A sermon for Christ the King Sunday by Rev Peter Lockhart
May the words of my mouth
And the meditations of our hearts
Be acceptable in your sight O Lord
Our strength and our redeemer. Amen.
On the day that we celebrate the Reign of Christ the King the gospel of Matthew gives to us a clear indication of who Jesus is as king and how we are to serve and follow him.
In the vision of the coming of the Son of Man having separate the sheep from the goats, Jesus acknowledges the righteous ones saying, ‘Come, you that are blessed by my Father, inherit the kingdom prepared for you from the foundation of the world; for I was hungry and you gave me food, I was thirsty and you gave me something to drink, I was a stranger and you welcomed me, I was naked and you gave me clothing, I was sick and you took care of me, I was in prison and you visited me.’
Jesus kingship is defined by his presence in and among the poor, Jesus kingship is defined by his place alongside the oppressed, Jesus kingship by his companionship with the stranger and the sick and the prisoner.
In this Jesus kingship alters our world view. It redefines notions of power and authority and sets a marker for those who are number among his followers, the righteous one.
What I find most surprising in the passage is that those who are numbered among the righteous and among those who are accursed is that neither group is aware of their state of being blessed or cursed.
This mystery of salvation indicates to me that it is God’s grace that invigorates and transforms people as his servants rather than their choice to go and serve the poor or the needy or the oppressed that means that they are counted among God’s chosen ones.
This may seem a little arbitrary but what I believe is being indicated in this passage is that our relationship with God and the coming kingdom is not determined by what we do but rather our works are signs or markers of the gift of grace we have received, even unknowingly.
I want to share the story of two of my friends who I believe reflect such markers in the conduct of their lives and their service and following of Jesus.
One is my friend Jason who I first met as Youth Worker student in college. Over the last couple of years Jason has devoted himself to a self funded project called “Street Dreams”. Jason has spent time in the Philippines making a documentary to raise awareness of the plight of girls and women who work in the sex industry in that country and beyond. At great personal expense and at some risk to himself Jason has worked with his team to bring this project to its final stages.
Surely, Jason has met Jesus, the coming king, in those oppressed and abused women. Christ the King alive in the poor and oppressed.
A second is my friend Greg whom I have known for over twenty years. Greg and his wife have spent most their time since graduating from university working among poor and outcaste in India. Both are highly trained professionals but have forgone the possibilities of highly lucrative careers in Australia in preference for serving the poor in India. Once again, I have little doubt that the have seen Christ the King in the impoverished people among whom they have worked.

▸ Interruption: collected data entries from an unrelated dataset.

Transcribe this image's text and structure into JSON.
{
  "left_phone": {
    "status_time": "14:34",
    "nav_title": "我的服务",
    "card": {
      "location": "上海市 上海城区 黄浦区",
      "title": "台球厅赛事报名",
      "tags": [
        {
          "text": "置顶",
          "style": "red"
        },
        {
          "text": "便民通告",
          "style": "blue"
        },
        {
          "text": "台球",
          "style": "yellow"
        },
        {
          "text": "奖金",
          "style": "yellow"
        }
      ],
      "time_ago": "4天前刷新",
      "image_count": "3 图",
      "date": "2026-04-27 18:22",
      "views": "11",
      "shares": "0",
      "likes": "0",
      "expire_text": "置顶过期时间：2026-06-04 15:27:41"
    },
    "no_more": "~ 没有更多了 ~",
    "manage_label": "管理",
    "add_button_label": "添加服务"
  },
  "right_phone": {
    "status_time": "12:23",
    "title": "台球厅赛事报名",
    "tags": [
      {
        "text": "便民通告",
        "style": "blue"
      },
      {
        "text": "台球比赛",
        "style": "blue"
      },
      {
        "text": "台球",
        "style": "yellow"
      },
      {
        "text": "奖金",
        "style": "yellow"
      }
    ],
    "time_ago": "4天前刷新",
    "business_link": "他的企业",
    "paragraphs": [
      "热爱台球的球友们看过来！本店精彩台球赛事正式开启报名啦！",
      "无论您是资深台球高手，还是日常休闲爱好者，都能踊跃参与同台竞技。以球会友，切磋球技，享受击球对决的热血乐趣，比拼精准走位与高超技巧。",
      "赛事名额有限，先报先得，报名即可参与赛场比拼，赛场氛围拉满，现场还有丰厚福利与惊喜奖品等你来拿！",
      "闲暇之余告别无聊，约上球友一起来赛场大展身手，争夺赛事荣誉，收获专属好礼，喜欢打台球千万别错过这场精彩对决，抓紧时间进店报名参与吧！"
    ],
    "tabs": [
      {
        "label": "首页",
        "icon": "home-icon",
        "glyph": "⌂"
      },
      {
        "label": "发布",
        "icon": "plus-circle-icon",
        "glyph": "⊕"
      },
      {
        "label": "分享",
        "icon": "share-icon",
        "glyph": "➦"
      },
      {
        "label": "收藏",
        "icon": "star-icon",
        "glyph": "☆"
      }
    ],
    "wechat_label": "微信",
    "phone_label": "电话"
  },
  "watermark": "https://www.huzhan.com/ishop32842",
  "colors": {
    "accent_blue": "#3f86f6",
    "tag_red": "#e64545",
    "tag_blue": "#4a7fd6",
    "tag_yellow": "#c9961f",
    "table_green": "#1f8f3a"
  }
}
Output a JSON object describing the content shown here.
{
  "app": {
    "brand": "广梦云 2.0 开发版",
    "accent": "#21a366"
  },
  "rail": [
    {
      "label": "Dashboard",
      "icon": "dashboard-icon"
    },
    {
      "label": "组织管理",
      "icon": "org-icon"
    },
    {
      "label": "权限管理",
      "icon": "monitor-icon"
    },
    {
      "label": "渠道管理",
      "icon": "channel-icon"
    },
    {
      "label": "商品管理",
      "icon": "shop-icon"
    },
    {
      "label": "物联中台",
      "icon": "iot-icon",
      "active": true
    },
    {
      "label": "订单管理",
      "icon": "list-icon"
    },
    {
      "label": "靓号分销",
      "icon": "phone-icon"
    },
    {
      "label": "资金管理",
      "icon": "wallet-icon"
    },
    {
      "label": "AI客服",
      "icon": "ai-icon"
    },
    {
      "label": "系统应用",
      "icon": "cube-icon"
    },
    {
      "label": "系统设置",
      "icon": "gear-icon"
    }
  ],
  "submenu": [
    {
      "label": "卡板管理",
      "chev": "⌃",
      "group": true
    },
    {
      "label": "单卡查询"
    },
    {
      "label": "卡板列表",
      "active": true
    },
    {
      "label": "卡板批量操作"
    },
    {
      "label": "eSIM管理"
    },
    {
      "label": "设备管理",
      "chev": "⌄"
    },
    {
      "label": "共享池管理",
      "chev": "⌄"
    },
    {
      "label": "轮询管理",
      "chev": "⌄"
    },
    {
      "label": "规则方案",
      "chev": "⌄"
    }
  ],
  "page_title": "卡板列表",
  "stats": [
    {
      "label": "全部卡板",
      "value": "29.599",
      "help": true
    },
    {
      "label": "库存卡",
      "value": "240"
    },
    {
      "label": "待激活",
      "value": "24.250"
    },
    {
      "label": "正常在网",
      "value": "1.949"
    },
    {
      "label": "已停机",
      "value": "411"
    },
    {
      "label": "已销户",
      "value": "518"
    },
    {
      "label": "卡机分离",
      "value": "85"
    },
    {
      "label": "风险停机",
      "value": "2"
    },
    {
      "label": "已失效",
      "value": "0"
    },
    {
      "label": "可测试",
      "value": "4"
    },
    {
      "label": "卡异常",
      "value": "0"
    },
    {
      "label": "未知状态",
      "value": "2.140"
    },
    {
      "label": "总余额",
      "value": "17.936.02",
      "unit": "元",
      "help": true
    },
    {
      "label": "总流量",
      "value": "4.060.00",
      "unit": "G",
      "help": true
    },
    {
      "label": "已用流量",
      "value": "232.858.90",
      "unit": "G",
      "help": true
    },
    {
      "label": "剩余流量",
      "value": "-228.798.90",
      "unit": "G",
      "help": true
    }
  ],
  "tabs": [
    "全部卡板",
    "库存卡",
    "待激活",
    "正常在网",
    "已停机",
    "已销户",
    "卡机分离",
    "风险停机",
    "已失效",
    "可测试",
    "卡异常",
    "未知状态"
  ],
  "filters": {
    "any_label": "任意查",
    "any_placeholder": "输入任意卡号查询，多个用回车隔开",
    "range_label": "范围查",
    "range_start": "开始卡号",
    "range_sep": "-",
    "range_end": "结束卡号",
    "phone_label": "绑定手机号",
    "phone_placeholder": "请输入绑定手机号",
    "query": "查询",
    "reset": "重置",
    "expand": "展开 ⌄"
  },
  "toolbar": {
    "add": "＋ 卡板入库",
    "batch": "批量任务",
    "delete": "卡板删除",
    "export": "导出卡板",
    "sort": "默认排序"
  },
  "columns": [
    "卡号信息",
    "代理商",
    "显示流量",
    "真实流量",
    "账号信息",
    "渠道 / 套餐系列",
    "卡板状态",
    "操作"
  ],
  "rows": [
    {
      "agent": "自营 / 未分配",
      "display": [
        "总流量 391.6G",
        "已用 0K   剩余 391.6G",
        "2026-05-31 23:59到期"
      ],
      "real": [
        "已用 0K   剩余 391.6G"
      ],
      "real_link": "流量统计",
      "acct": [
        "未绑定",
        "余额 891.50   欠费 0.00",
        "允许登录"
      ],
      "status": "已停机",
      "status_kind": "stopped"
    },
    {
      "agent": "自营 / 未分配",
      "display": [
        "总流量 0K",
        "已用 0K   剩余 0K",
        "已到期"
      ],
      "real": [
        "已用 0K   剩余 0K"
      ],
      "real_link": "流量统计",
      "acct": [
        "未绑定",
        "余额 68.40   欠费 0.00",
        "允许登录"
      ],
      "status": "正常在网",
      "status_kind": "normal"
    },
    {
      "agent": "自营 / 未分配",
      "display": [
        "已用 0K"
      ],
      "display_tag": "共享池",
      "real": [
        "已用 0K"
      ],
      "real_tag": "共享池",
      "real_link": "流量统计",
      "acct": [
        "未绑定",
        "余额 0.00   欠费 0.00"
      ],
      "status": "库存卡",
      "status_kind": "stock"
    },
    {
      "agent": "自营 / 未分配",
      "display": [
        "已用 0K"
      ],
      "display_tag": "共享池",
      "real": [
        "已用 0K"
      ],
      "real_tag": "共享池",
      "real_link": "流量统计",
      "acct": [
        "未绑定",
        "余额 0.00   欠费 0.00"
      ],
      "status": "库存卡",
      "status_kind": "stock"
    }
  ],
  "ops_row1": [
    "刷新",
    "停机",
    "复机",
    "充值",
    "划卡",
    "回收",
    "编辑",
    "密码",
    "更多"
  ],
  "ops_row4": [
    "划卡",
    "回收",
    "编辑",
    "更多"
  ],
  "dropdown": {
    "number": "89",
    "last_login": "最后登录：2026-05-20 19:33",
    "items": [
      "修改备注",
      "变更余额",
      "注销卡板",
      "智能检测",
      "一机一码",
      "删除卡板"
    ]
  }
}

It is my view that it is not their choice to do these good works that brings them into a relationship with God but it because God has come in into both of their lives in a real and personal way that they have been inspired to share in Christ ministry and so possibility without knowing meet Christ in those whom they have served.
These views of Christ as King and defining Christ as King in this way, as being present among the broken and oppressed, certainly challenges any false regal notions that we might have as people about Jesus.
Now whilst I do not believe we can go and serve the poor to save ourselves maybe in the realisation of how God’s grace is poured out we will be personally challenged by what it means for us to celebrate the love that has been shown to us, not by simply building a respectable and bland experience of faith, but following Jesus even into places where we would rather not necessarily go, but places where Christ indeed calls us to follow and to meet him.
A few months back a congregation member approached me with information about Abolitionist Sunday, which coincides today with Christ the King. It seems appropriate then to weave into this sermon a comment about Jesus who we will meet in the prisoner.
For most of us the notion that there are slaves in the world or that the illegal trafficking of people occurs or that children are exploited on a daily basis in a variety of industries seems somehow a fanciful dream. Yet even the Australian Government has recognised that the trafficking of people into Australia is occurring and is a real issue.
For many of us, me included, these issues seem to big and too unreal for us to handle yet as people who follow Jesus there should be an awareness that not only does God care and love these people but in fact it is in helping and serving these people that we may in fact meet Christ amongst us.
I want to share a video made for abolition Sunday to raise awareness of the issues associated with slavery and to promote a more just way of living as Christian people...
The grace of God and mystery of our salvation at one level remains hidden from our view. The sheep and the goats were not aware of which group they were in until they had been divided. Yet the story reminds us that not only is Christ the King a king in a way which remains somewhat perplexing as he is identified in the poor and the oppressed of this world but that as people if we are seek out and meet the one who has shown us grace and mercy he is to be found among those whom we might consider to be the least likely candidates.
37Then the righteous will answer him, ‘Lord, when was it that we saw you hungry and gave you food, or thirsty and gave you something to drink? 38And when was it that we saw you a stranger and welcomed you, or naked and gave you clothing? 39And when was it that we saw you sick or in prison and visited you?’ 40And the king will answer them, ‘Truly I tell you, just as you did it to one of the least of these who are members of my family, you did it to me.’